Location: Commodity Utilization Research
Project Number: 6054-41000-111-000-D
Project Type: In-House Appropriated
Start Date: Sep 3, 2019
End Date: Dec 6, 2020
The overall objective of this project is to enhance the value of sugarcane, sweet sorghum, and energy beets, and their major commercial products sugar, biofuel and bioproducts, by improving postharvest quality and processing. Specific objectives are: 1. Develop commercially-viable technologies that reduce or eliminate undesirable effects of starch and color on sugar processing/refining efficiency and end-product quality. 2. Develop commercially-viable technologies that reduce or eliminate undesirable effects of high viscosity on sugar processing/refining efficiency and end-product quality. 3. Develop commercially-viable technologies to increase the stability and lengthen storage of sugar feedstocks for the manufacture of sugars, advanced biofuels, and bioproducts. 4. Develop commercially-viable technologies for the biorefining of sugar crop feedstocks into advanced biofuels and bioproducts. 5. Identify and characterize field sugar crop quality traits that affect sugar crop refining/biorefining efficiency and end-product quality, and collaborate with plant breeders in the development of new cultivars/hybrids to optimize desirable quality traits. 6. Develop, in collaboration with commercial partners, technologies to improve the efficiency and profitability of U.S. sugar manufacturing and enable the commercial production of marketable products from residues (e.g., bagasse, trash) and byproduct streams (e.g., low purity juices) associated with postharvest sugar crop processing. Please see Project Plan for all listed Sub-objectives.

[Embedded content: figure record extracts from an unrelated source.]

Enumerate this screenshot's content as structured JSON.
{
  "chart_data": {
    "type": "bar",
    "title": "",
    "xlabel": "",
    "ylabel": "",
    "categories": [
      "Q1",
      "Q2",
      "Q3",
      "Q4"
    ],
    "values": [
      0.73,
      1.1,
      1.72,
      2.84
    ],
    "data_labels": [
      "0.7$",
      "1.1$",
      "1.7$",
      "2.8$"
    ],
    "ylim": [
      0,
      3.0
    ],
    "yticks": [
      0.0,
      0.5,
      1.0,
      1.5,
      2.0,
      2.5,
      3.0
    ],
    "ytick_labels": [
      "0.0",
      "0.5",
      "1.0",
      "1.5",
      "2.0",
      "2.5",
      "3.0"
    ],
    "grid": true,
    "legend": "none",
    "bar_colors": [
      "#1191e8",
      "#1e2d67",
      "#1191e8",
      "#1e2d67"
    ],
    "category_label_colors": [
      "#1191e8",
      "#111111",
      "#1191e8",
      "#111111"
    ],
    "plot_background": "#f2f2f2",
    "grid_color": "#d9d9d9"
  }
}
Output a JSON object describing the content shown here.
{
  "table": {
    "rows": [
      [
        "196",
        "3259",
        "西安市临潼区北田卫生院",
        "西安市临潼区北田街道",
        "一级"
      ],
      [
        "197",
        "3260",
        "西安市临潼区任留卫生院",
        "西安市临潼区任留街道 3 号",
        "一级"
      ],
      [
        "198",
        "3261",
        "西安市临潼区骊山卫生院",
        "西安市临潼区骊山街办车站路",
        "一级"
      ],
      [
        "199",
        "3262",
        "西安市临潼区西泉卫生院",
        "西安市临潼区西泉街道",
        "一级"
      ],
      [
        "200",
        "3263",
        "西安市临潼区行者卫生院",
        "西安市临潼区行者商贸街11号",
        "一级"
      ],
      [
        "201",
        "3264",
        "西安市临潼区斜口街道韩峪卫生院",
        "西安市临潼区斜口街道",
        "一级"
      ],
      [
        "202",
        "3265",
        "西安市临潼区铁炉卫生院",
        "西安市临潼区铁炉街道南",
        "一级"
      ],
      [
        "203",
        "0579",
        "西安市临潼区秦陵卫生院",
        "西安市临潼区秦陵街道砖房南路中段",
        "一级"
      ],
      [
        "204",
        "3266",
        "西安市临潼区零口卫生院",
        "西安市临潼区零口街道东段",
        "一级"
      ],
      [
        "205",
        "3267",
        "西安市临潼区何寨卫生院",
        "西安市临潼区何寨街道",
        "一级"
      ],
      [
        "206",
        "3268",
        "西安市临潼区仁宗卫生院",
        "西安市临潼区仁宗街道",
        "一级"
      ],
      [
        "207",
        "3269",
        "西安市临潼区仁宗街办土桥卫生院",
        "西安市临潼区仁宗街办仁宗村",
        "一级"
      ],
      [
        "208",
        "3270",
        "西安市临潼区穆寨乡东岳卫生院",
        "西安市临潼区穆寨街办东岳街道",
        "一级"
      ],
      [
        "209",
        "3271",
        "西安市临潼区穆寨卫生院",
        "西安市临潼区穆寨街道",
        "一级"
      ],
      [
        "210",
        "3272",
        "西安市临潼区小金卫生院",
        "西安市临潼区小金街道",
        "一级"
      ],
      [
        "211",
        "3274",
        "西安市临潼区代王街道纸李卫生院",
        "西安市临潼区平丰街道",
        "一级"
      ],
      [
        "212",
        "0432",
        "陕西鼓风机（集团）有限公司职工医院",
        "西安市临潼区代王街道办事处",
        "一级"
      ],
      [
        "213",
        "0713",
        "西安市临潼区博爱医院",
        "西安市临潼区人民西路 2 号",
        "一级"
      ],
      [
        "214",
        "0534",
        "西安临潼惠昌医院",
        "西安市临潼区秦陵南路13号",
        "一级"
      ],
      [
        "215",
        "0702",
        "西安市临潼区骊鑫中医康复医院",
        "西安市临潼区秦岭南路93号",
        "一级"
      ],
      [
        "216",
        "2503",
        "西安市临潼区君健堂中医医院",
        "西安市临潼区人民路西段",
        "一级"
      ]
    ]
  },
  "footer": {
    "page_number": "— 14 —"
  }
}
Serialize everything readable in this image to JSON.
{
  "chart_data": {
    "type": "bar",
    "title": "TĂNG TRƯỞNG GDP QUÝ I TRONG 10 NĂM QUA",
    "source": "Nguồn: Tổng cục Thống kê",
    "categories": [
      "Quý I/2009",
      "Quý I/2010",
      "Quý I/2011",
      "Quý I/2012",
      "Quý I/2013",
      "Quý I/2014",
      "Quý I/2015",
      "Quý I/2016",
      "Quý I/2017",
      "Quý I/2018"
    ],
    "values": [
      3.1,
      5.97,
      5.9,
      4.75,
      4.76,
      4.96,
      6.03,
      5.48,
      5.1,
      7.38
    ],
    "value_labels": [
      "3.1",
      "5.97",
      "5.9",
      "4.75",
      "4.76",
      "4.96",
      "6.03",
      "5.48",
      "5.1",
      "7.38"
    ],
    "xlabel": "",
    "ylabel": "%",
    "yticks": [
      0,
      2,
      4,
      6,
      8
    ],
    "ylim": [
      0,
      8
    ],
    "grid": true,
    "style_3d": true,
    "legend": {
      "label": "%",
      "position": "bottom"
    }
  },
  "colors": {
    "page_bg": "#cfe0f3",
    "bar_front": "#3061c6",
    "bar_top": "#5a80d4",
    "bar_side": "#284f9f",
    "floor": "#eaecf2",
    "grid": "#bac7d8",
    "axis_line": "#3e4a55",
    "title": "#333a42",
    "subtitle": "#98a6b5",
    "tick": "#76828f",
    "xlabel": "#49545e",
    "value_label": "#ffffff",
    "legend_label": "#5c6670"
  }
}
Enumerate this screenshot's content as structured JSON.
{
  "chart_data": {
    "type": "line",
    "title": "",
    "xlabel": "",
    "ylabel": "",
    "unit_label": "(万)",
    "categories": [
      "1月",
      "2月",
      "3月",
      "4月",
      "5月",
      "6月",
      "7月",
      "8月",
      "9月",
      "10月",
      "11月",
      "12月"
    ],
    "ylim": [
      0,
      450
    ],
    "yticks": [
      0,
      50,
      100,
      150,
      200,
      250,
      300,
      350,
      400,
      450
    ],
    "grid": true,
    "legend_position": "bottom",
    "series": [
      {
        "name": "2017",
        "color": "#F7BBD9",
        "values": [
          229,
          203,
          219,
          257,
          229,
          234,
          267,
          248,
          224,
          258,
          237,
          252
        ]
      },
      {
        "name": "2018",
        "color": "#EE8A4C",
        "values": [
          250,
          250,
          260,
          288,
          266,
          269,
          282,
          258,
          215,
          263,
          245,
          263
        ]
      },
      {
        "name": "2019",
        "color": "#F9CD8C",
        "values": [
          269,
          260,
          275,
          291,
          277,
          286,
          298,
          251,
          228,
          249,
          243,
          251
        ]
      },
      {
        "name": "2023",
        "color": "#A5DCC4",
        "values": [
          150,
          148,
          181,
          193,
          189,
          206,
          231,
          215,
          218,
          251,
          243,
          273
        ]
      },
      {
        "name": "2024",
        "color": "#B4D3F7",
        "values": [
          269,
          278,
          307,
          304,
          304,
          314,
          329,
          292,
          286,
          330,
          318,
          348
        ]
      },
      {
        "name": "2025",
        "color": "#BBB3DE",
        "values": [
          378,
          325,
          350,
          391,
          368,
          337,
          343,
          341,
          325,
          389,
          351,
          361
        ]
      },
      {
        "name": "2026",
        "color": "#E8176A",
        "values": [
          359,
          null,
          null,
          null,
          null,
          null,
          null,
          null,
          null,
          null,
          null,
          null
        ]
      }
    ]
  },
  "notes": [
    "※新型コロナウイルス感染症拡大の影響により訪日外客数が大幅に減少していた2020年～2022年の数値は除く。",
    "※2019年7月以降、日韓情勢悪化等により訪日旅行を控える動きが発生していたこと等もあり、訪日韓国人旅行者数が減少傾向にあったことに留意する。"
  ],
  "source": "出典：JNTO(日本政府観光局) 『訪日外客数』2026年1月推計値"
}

There are currently two major trends in the U.S. with respect to sugar crops: (1)the manufacture of higher quality raw sugar for supply to sugar refineries, and (2)the production of biofuels and bioproducts at new, flexible biorefineries. In recent years, mostly because of the increased harvesting of green sugarcane with leaves and tops, higher concentrations of starches and color have tended to occur. Some U.S. sugar refiners have placed a penalty for high starch concentrations in raw sugar. The occurrence of larger concentrations of insoluble starch in downstream factory products have exacerbated viscosity problems and reduced the efficiency of amylase enzymes to control starch. In close collaboration with industrial partners ARS scientists will develop new enzyme systems and other commercially viable technologies to control starch, viscosity, and color in factory and refinery streams, while also developing a method for measuring both insoluble and soluble starch in sugar products at the factory and refinery. Stable, storable, easily transportable, and available year-round supplies of sugar crop feedstocks, including sweet sorghum and energy beets, are needed for the conversion of sugars into substitute biofuels and bioproducts normally manufactured from fossil products. In close collaboration with industrial partners, ARS scientists will develop commercially-viable technologies for the extraction, stabilization, concentration,and fermentation of juices and syrups from sweet sorghum and energy beet feedstocks that will enable the deployment, growth, and profitability of new commercial biorefineries. Commercially-viable technologies will also be developed that are crucial to mitigate cultivar, seasonal, and environmental quality variations on feedstock performance.